Background

About London’s Community Safety and Well-Being Plan

The City of London is in the process of developing its Community Safety and Well-Being (CSWB) Plan.

The Ontario government requires that all municipalities prepare and adopt a CSWB Plan by January 1, 2021 (Bill 175 - The Safer Ontario Act).

Each plan must be led by an advisory committee comprised of representatives from local government, police services, health/mental health, education, social services, and community and custodial services for children and youth.

A Community Safety and Well-Being Plan is a way to work together to address common objectives to ensure London is a safe, healthy and vibrant community.

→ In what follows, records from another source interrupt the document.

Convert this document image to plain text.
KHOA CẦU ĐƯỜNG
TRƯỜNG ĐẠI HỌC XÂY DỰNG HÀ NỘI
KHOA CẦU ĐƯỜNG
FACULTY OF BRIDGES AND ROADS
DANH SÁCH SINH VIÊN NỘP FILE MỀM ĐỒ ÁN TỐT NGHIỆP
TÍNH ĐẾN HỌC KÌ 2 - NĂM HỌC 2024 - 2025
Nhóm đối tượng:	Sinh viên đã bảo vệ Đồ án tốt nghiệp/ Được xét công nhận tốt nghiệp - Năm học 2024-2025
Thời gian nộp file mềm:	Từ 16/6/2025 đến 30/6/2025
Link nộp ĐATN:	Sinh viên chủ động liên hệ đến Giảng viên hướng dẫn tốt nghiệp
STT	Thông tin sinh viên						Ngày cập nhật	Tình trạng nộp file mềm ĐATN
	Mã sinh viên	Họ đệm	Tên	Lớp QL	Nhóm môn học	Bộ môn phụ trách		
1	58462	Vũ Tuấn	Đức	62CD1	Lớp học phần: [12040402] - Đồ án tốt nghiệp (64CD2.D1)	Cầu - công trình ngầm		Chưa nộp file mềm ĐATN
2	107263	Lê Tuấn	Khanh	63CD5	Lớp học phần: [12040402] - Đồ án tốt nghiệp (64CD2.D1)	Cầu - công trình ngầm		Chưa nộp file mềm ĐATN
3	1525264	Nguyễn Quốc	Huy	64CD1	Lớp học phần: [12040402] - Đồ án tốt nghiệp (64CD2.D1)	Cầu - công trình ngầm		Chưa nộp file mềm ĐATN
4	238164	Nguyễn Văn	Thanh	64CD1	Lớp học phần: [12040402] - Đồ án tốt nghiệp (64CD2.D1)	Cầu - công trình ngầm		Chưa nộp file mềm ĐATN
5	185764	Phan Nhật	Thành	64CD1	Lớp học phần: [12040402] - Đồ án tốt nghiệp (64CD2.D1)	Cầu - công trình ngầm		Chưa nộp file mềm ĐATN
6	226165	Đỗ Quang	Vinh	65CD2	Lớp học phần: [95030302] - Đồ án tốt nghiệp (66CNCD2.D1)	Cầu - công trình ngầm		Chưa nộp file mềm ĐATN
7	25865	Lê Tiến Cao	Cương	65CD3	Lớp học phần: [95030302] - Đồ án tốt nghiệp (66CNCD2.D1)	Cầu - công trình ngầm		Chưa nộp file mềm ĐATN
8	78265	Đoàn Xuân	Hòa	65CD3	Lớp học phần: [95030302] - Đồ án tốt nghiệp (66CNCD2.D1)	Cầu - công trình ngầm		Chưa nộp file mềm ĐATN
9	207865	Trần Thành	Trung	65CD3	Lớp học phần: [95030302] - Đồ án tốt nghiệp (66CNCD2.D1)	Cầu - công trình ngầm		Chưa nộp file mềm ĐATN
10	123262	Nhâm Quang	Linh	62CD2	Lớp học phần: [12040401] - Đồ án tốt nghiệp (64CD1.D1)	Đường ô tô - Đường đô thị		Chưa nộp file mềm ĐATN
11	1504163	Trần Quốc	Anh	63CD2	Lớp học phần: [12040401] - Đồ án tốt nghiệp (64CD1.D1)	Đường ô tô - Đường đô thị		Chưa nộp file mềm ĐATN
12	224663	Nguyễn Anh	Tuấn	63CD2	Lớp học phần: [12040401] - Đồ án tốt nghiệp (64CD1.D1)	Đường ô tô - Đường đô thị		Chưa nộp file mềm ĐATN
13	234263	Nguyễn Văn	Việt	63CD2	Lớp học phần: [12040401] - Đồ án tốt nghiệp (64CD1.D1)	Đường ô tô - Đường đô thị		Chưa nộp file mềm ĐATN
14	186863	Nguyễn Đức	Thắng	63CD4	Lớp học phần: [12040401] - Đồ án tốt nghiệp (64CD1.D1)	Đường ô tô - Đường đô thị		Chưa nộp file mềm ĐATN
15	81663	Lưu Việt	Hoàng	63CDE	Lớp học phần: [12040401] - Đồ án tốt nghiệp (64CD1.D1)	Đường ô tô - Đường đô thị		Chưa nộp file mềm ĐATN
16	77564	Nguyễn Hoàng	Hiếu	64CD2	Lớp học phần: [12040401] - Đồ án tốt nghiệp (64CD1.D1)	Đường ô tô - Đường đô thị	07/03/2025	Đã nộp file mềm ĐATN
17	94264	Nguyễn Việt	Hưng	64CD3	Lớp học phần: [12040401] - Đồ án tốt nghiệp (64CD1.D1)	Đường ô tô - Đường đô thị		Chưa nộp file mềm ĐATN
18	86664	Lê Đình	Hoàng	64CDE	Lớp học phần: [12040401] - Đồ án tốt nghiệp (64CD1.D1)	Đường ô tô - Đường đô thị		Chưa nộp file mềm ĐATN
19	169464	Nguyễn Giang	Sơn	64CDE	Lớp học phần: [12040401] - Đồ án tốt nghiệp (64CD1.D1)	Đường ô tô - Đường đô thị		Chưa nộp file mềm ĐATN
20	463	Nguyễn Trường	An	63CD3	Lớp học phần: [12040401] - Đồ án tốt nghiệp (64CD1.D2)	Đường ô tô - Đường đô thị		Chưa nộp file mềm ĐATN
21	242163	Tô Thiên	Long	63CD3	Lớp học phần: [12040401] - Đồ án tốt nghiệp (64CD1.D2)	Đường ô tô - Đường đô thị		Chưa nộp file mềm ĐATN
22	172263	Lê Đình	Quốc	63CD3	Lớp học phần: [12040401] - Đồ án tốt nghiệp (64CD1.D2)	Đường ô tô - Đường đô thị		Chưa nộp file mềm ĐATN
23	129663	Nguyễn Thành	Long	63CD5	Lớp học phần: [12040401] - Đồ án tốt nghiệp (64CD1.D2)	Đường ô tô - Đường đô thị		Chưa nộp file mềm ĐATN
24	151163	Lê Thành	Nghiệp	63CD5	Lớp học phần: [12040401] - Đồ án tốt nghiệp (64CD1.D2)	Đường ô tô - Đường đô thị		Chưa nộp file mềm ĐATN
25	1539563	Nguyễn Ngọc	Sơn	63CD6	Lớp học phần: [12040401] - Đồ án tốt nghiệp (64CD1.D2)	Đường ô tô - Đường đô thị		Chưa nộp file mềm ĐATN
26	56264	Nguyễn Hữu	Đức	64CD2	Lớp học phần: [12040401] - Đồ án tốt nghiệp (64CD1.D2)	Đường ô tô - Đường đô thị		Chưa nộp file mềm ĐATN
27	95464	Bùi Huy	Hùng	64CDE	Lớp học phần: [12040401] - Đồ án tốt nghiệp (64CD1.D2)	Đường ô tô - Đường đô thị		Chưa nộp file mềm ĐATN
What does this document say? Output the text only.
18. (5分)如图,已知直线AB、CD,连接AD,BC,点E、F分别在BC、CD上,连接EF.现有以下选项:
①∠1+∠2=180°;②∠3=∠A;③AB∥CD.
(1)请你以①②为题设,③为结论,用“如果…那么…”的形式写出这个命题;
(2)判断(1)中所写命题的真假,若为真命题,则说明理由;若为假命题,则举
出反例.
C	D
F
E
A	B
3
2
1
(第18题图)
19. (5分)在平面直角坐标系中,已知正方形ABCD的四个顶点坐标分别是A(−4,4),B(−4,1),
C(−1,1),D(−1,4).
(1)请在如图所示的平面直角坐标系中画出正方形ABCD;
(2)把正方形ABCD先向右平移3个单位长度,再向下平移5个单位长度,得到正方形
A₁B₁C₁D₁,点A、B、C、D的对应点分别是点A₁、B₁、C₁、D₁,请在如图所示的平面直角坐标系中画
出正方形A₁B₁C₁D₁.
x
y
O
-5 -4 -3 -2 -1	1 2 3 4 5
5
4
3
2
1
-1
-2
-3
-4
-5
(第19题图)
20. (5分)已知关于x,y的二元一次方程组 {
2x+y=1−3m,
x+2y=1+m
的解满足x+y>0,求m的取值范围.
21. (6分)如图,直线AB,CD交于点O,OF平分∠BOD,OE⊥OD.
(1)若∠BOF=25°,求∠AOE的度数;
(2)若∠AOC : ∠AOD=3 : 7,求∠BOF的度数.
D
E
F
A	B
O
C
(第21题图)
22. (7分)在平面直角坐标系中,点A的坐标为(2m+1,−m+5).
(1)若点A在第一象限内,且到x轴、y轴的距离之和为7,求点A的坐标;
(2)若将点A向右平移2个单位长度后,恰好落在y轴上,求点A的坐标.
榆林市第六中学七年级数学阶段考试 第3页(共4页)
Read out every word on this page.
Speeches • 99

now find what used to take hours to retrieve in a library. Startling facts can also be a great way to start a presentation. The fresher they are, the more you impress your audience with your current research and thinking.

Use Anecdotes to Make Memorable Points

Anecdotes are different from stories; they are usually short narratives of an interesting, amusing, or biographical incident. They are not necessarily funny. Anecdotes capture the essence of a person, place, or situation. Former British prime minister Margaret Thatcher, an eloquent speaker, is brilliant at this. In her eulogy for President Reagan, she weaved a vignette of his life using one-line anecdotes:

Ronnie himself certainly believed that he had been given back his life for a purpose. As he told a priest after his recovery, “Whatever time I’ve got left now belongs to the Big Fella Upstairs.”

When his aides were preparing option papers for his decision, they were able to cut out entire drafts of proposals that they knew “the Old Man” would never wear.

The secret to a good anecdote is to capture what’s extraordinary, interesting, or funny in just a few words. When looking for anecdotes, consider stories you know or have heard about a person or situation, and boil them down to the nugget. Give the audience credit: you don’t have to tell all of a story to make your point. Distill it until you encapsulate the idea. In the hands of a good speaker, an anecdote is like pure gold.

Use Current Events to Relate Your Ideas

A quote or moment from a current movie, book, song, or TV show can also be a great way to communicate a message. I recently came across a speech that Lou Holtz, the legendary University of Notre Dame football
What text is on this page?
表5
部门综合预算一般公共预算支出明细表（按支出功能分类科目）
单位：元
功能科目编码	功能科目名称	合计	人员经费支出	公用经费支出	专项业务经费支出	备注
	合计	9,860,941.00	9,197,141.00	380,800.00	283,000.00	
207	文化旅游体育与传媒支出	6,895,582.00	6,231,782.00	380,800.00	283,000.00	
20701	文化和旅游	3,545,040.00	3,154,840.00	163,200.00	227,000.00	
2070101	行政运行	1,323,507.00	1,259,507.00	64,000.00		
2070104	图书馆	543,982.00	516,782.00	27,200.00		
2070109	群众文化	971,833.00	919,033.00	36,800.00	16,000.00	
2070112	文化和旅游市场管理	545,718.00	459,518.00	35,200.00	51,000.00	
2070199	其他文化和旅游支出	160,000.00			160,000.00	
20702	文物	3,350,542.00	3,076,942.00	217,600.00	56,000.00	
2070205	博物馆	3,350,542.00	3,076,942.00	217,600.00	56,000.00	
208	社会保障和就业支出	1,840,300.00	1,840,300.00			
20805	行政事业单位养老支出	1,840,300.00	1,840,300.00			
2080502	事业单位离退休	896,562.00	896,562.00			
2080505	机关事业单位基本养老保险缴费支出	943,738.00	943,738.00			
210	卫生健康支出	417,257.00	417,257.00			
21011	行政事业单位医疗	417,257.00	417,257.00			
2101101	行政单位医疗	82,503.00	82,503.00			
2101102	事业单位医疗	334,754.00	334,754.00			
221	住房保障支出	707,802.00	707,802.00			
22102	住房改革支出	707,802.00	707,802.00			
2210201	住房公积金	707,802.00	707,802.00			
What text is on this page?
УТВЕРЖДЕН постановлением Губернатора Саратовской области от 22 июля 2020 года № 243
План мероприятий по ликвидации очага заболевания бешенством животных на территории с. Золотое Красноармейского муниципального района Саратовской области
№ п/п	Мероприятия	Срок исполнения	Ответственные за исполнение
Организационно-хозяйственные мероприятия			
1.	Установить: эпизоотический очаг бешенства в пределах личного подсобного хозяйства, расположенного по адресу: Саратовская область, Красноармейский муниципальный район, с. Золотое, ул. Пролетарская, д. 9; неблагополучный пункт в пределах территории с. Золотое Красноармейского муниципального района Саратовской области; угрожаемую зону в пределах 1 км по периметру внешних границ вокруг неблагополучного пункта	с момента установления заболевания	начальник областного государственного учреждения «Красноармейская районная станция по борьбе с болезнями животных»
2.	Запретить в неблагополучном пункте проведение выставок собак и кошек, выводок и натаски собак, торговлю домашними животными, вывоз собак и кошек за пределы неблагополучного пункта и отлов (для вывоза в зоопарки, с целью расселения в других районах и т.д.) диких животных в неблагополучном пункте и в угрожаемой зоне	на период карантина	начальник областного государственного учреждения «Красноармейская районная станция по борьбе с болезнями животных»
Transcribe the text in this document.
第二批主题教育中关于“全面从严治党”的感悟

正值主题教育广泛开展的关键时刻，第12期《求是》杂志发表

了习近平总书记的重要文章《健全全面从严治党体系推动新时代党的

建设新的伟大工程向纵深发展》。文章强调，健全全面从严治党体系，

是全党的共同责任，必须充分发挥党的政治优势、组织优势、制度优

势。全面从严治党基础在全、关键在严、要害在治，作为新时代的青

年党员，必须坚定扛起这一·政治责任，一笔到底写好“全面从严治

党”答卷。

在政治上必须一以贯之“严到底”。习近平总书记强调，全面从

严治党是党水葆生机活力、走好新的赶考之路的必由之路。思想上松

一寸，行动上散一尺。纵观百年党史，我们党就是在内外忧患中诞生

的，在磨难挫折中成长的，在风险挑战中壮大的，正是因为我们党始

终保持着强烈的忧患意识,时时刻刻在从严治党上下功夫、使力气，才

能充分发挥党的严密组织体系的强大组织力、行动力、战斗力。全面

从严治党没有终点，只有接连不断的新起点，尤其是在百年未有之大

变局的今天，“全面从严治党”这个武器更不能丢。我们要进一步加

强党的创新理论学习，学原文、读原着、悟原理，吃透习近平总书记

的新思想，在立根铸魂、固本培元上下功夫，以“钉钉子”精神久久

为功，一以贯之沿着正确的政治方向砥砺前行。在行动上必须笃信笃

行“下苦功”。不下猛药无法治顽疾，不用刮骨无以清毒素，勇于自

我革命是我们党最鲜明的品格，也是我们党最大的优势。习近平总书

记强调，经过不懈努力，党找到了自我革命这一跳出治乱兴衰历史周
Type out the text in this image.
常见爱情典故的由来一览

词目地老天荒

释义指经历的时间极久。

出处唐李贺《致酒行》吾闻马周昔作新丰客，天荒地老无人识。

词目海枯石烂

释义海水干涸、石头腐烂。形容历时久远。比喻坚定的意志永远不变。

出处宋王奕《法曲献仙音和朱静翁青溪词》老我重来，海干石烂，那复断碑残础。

The vision is to work together to achieve sustainable communities where everyone feels safe, has a sense of belonging, opportunities to participate, and where individuals and families are able to meet their needs for education, health care, food, housing, income, and social and cultural expression.

Through Community Safety and Well-Being planning, the City of London, in collaboration with community partners and residents, hopes to enhance our collective ability to respond to issues and build on the many successful efforts that contribute to a strong sense of safety and well-being in our community.

An important step in this process is obtaining community input to help build the plan.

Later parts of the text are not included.